Mother was staring in perplexity at the drawings of the kitchen. “There’s a box here that says ‘washing machine'”, she said.
“Yes,” said David. “It’s a machine that will wash clothes.”
“How?” asked Mother.
“Well,” said David, “the idea is that you put the clothes into a big drum and it spins around. The clothes rise to the top of the drum and then flop to the bottom and the whole things starts again. It has the same effect as beating clothes against a rock in a river.”
“Will it work?” asked Father.
“Yes, we think so, though it does have one flaw. It hides one single sock in every wash, but I’m sure that problem will be sorted out by the time it goes into production.”
Mother wasn’t listening. She was staring at the next box on the plans. “This says ‘dishwasher'”, she said. “All the plates would break when they drop from the top of the drum.”
“It doesn’t work that way, Mother. The dishes are bombarded by water.”
“And how will this water get hardened porridge off a porridge-bowl?” asked Father.
“Oh, Father,” said Mother. “They’ll have midgets working inside the machines scraping it off with a finger-nail.”
David was about to correct her, but Father had turned his attention to a big room at the side of the house. “What’s that?” he asked.
“It’s a garage,” said David. He sighed (he often harboured a secret suspicion that the hospital had mixed up two babies at birth), because he’d been dreading this, but ploughed on bravely. “It’s where you park your car.”
“I see,” said Father, just as David had known he would. “When I grew up I had three brothers and two sisters sharing a room with me (“and it never did me any harm”, thought David) and it never did me any harm, but you’re saying that a car deserves a room of its own.”
“Well most people won’t keep their car in it,” said David desperately, “they’ll keep old paint-tins and a hopelessly knotted garden-hose in it instead.”
The ensuing silence showed that this hadn’t helped. Worse was to follow. A look of pure horror was beginning to cross Mother’s face.
“Is that a toilet indoors?” she finally managed to gasp.
“Yes,” said David proudly, “you’d never have to go out in the backyard ever again.”
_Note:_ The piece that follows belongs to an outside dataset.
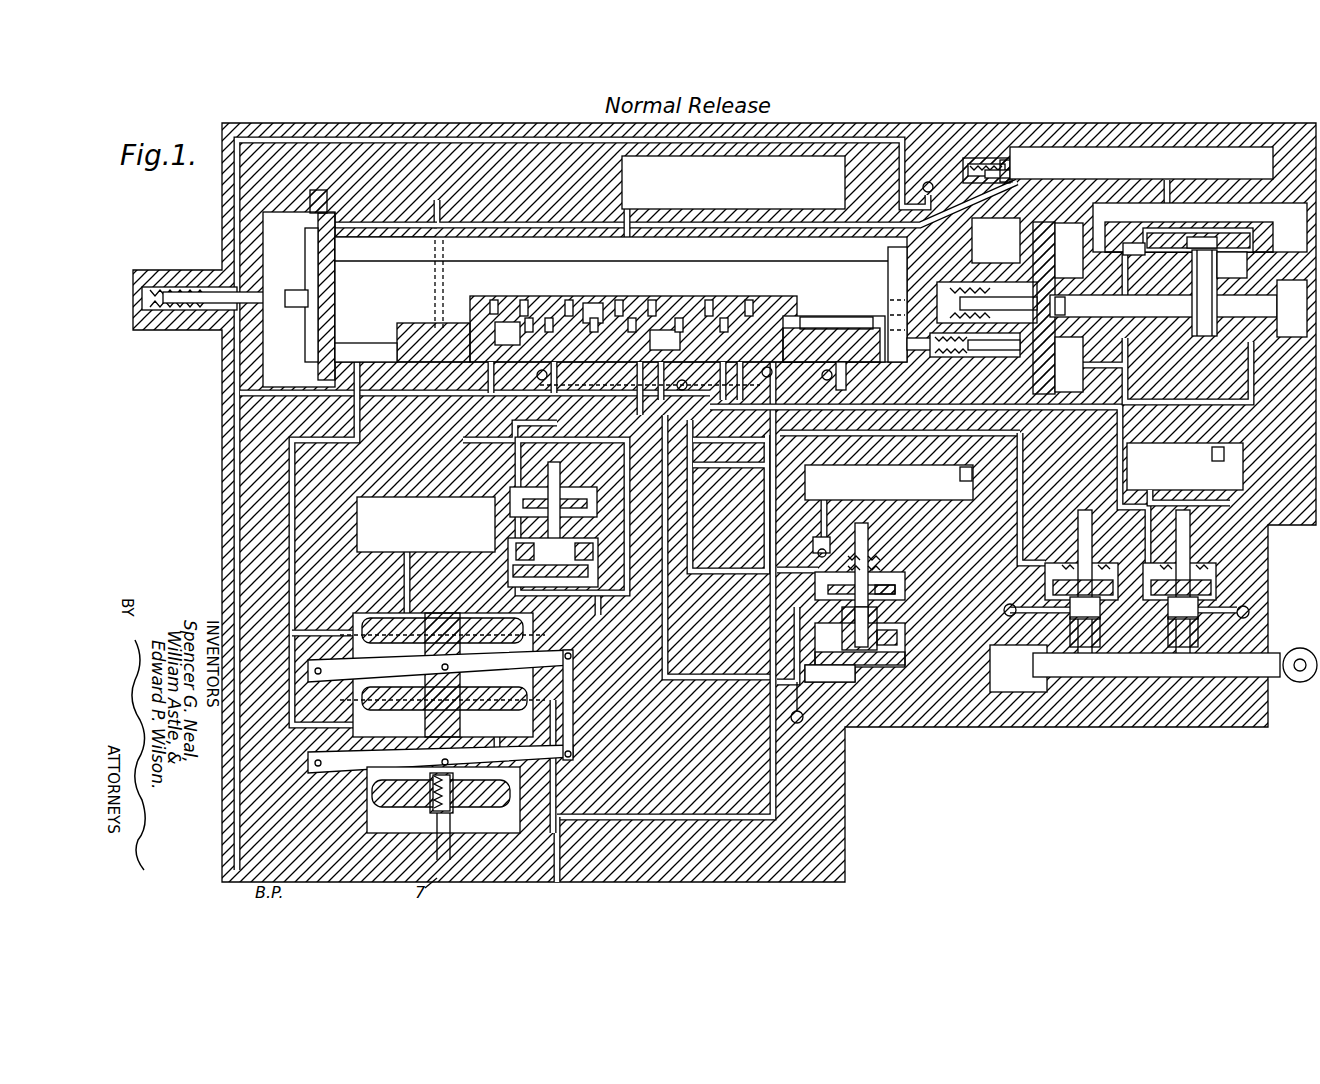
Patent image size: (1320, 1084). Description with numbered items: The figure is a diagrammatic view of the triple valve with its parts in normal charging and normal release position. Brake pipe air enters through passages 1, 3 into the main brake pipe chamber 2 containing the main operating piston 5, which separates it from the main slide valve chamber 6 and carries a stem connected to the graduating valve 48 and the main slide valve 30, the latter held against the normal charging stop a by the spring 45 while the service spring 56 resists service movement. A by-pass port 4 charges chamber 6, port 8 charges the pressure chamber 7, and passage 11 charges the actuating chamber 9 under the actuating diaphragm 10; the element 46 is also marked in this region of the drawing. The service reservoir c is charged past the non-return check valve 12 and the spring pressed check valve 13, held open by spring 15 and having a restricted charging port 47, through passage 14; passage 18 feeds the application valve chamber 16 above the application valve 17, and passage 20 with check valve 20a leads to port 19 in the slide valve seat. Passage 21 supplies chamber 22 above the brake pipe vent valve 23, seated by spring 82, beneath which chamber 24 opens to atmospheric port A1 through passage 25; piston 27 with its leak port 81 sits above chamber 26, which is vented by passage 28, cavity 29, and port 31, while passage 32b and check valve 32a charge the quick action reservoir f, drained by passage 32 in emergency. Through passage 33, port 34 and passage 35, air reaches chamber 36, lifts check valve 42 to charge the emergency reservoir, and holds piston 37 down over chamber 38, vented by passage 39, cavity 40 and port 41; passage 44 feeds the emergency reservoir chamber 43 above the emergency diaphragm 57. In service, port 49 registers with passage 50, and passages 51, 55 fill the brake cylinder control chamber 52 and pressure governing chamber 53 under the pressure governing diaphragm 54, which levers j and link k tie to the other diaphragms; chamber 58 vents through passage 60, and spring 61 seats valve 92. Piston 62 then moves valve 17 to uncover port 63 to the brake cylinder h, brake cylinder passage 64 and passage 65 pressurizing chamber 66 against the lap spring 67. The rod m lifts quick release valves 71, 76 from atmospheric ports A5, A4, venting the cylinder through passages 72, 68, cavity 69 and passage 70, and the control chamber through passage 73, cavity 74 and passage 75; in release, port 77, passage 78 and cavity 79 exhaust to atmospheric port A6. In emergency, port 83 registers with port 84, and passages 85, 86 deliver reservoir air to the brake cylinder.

“Now that is impressive,” said Father. “I wouldn’t have to read a wet newspaper on rainy days.”
“But what about, well, odours,” whispered Mother.
David was about to mention pot pourri, then thought about how long it would take to explain what it was, how it was pronounced and how it was spelt. “Well, you could open a window,” he said lamely.
“I wasn’t referring to me,” snapped Mother. “I never fart.”
“Of course you don’t, Mother,” said Father loyally, and totally untruthfully. He had a quick look at the other parents and the other students. The words “mon dieu!” and “sacre bleu!” were featuring a lot in John-Luc’s explanation of how you could have an electric shower in a cubicle full of water without frying yourself. John Miele was trying to explain why cooking food in a microwave was perfectly safe whilst drying a cat in it wasn’t. Peter Siemens was fending off questions as to why you’d need more than one TV when (in 1957) there was only one TV channel. Stephen Smeg’s mother had fainted when she’d been told what a bidet was.
Father gave a tiny nod of the head to the other fathers and all the parents said “well done” to their sons and left. They all went to the bar across the road where the men got beers, the women got vodka-and-tonics and Mrs Smeg got a large brandy.
“Well, it’s a brave effort,” said Mother eventually.
“Yes, but they’re living in a dreamland,” said Father. “I’m just glad they didn’t suggest something really daft, like, I don’t know, a bathroom in your bedroom.”